With the crisis in the cost of living, it is indecent to continue to buy so much

The first week of my shopping ban is definitely the hardest and I constantly want to buy something – proof that shopping is indeed addictive. Interestingly, however, my desire begins to fade as the weeks go by, especially as I feel the relief of not having to travel to pay for my ride or a month-end dinner with friends. I also realize that many of my purchases have been driven by fear of missing out, but in fact, I won’t die of regret if I don’t buy all the gorgeous items I see. In fact, I probably won’t even remember it. It also becomes clear that online shopping is my real weakness, since even if I don’t forbid myself to buy in store, I haven’t done any.

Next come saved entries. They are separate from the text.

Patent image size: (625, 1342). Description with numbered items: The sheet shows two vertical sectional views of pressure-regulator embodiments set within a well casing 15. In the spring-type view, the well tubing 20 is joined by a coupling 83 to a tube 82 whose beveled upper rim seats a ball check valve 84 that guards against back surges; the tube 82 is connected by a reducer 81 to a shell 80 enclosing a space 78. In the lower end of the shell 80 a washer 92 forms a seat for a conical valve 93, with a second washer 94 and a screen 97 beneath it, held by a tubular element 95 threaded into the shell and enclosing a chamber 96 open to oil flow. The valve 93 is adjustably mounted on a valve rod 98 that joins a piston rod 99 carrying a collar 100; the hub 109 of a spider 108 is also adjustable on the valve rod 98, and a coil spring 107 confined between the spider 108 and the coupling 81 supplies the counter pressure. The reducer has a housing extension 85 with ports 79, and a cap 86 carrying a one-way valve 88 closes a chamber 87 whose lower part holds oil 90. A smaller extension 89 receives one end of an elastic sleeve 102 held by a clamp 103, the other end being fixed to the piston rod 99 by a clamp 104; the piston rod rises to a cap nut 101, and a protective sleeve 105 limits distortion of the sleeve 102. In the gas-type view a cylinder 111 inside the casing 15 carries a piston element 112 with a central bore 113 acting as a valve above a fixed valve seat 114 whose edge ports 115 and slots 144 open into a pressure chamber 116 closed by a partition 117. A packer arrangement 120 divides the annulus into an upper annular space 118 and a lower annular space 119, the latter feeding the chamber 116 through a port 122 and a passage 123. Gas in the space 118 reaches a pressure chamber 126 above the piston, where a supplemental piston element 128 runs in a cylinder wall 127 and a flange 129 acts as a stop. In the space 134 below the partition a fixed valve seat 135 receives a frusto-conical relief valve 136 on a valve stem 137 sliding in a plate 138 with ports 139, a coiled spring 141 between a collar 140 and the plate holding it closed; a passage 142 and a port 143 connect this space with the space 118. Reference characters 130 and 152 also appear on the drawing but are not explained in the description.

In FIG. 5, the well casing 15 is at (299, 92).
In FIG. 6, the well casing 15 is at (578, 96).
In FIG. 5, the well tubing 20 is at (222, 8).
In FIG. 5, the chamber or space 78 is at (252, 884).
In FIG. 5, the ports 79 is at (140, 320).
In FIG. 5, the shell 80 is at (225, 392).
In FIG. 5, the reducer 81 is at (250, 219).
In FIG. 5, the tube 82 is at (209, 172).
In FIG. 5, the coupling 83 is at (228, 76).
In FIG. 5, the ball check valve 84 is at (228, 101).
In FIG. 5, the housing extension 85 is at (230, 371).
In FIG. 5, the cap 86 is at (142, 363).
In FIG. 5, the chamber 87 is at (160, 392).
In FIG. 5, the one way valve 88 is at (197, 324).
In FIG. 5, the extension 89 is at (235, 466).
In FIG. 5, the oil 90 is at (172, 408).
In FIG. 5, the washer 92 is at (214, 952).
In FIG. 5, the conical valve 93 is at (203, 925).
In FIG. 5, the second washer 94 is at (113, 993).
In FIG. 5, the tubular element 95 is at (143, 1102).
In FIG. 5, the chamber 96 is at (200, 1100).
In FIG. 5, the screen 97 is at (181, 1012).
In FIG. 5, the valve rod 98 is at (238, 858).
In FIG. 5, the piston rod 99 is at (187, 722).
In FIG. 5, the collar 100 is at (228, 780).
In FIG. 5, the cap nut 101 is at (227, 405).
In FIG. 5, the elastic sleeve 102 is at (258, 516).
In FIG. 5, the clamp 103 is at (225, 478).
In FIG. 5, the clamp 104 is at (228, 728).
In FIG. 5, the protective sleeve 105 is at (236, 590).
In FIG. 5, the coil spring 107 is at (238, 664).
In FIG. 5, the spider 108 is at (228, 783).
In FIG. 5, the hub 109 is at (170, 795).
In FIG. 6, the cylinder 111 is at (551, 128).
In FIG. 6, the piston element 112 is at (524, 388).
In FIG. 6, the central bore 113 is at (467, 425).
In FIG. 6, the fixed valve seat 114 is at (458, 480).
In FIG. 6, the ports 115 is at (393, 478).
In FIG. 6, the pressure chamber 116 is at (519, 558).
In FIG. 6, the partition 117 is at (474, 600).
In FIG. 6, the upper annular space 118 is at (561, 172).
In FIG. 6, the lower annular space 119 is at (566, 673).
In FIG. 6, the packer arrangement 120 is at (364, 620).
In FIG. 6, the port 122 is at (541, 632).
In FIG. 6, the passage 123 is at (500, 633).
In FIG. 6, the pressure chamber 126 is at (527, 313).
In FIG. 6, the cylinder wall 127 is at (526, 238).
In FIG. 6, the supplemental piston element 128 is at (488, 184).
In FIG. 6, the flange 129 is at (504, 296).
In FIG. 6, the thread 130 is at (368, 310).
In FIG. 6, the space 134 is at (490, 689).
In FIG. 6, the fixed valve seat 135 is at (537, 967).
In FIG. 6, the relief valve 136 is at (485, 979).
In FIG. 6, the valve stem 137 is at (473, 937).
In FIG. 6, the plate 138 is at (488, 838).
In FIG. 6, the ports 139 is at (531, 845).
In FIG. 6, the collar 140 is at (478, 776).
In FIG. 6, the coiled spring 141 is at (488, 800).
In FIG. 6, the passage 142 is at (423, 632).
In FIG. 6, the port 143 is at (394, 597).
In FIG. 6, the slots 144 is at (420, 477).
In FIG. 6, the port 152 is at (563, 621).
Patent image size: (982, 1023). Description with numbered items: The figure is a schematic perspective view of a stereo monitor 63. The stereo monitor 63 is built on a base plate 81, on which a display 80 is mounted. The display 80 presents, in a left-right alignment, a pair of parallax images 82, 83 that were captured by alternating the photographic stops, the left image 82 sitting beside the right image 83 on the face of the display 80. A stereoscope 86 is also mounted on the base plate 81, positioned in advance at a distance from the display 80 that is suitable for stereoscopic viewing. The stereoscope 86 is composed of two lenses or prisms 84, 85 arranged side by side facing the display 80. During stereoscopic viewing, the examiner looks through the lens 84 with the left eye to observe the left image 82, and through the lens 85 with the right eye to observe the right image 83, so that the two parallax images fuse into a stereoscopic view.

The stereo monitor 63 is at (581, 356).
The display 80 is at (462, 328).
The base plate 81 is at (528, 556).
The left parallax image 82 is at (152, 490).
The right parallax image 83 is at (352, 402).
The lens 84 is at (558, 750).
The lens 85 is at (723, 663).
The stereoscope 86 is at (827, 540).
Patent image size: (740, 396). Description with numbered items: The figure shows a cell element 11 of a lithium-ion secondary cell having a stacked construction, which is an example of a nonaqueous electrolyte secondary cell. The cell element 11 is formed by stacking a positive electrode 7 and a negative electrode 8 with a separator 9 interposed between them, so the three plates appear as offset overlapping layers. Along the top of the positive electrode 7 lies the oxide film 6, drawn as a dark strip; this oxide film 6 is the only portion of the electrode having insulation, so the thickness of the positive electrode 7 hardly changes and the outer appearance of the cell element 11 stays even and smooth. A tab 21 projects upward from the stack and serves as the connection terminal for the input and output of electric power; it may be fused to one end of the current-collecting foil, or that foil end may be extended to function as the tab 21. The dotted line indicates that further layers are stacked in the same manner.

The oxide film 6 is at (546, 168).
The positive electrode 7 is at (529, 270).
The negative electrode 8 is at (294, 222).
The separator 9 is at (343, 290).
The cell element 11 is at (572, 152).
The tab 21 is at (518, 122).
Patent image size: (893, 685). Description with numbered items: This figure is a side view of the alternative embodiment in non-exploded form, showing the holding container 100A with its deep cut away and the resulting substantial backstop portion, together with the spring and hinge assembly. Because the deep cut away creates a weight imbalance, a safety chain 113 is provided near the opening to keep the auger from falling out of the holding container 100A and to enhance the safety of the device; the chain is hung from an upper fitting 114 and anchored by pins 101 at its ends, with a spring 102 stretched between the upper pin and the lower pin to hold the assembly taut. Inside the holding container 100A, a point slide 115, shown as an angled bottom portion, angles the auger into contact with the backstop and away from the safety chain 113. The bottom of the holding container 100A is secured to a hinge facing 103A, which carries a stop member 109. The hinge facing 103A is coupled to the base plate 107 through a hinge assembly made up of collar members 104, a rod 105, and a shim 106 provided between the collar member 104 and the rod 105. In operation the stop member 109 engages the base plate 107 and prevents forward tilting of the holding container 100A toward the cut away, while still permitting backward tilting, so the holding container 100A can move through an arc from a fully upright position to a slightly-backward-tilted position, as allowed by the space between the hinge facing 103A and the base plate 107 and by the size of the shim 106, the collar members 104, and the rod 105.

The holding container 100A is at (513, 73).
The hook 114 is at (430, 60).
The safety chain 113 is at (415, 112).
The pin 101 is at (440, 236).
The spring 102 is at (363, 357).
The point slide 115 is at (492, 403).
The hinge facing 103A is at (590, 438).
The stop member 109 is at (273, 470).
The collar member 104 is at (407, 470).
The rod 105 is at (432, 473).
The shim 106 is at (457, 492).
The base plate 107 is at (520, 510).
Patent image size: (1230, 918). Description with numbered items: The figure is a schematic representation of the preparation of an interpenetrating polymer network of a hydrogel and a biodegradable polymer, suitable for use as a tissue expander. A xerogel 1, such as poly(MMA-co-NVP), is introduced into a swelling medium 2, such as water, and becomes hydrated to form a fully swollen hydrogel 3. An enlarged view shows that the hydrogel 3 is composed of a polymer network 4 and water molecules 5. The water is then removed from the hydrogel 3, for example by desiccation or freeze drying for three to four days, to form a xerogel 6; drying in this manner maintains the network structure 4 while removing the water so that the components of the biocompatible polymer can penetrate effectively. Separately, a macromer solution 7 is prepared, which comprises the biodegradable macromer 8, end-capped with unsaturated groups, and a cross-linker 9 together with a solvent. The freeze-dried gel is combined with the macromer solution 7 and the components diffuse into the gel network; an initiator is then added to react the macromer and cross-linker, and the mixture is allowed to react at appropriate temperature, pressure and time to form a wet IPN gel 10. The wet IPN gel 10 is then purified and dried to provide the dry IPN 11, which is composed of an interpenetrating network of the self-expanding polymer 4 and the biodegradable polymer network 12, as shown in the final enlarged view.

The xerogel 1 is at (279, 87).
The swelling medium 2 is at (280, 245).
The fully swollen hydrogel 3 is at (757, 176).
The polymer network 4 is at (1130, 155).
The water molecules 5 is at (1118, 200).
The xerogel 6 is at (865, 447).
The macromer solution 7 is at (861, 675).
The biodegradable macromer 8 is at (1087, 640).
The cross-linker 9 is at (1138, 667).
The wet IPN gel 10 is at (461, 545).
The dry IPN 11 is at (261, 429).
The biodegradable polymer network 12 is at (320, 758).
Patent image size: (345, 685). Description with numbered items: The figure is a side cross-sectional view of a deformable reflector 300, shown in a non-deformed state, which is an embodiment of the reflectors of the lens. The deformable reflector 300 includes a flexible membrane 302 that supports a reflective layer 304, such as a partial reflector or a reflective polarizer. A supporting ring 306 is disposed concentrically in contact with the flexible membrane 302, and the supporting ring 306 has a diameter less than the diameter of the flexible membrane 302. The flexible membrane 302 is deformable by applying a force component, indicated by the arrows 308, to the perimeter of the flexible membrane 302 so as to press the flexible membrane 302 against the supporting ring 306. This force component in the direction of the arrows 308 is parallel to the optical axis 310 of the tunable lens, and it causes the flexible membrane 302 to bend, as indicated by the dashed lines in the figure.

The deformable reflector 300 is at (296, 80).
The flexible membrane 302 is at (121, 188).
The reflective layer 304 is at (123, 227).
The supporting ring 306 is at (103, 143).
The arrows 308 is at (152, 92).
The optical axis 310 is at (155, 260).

As the month draws to a close, I head to Covent Garden, to a physical store. I like to look at all the beautiful things, without feeling the urge to run to add them all to my basket. Yes, those boots are extremely on-trend, and that sweater would go great with my favorite skirt, but I don’t need it. Instead, I grab a leather purse — one I’ve carefully researched for weeks and know I’ll love for years — and bring it to checkout. It’s not terribly expensive – in fact, it’s a lot less than what I would normally spend on clothes each month. But touching my card to buy it, guilt-free and in full control of my spending, is priceless.

How to Curb Your Shopping Habit

Financial therapist Vicky Reynal shares her tips for ending your big spending:

Recognize the problem

There is no progress unless you do.

Identify emotional triggers

What is the feeling that precedes a shopping spree? Did you have negative thoughts about yourself or did you feel bored and lonely? Identifying the emotion that triggered the expense is a good starting point for finding the best solution.

Look for models

Practice when you typically shop — this could be, say, before bed, during your commute, or when you have a slow day at work — and find different activities to engage in during those times.

Be honest with yourself

Being honest about your actions will help you feel responsible. So think about the cost of your habit – and not just the monetary price, but also the emotional price. This will include feelings of guilt, shame and regret. Remember this compromise as a tool to keep you from starting over.

Avoid temptations

Marketing emails and shopping apps will only encourage your spending. Unsubscribe and delete.

Try delayed gratification

Add items to your cart, then give yourself 24 hours to think about whether you really want or need them.

Go get help if you need it

For compulsive spenders, there are various short-term approaches, such as cognitive behavioral therapy and 12-step programs, to help with addiction; to find an adviser, visit A financial coach, on the other hand, can help you set a budget and stick to it.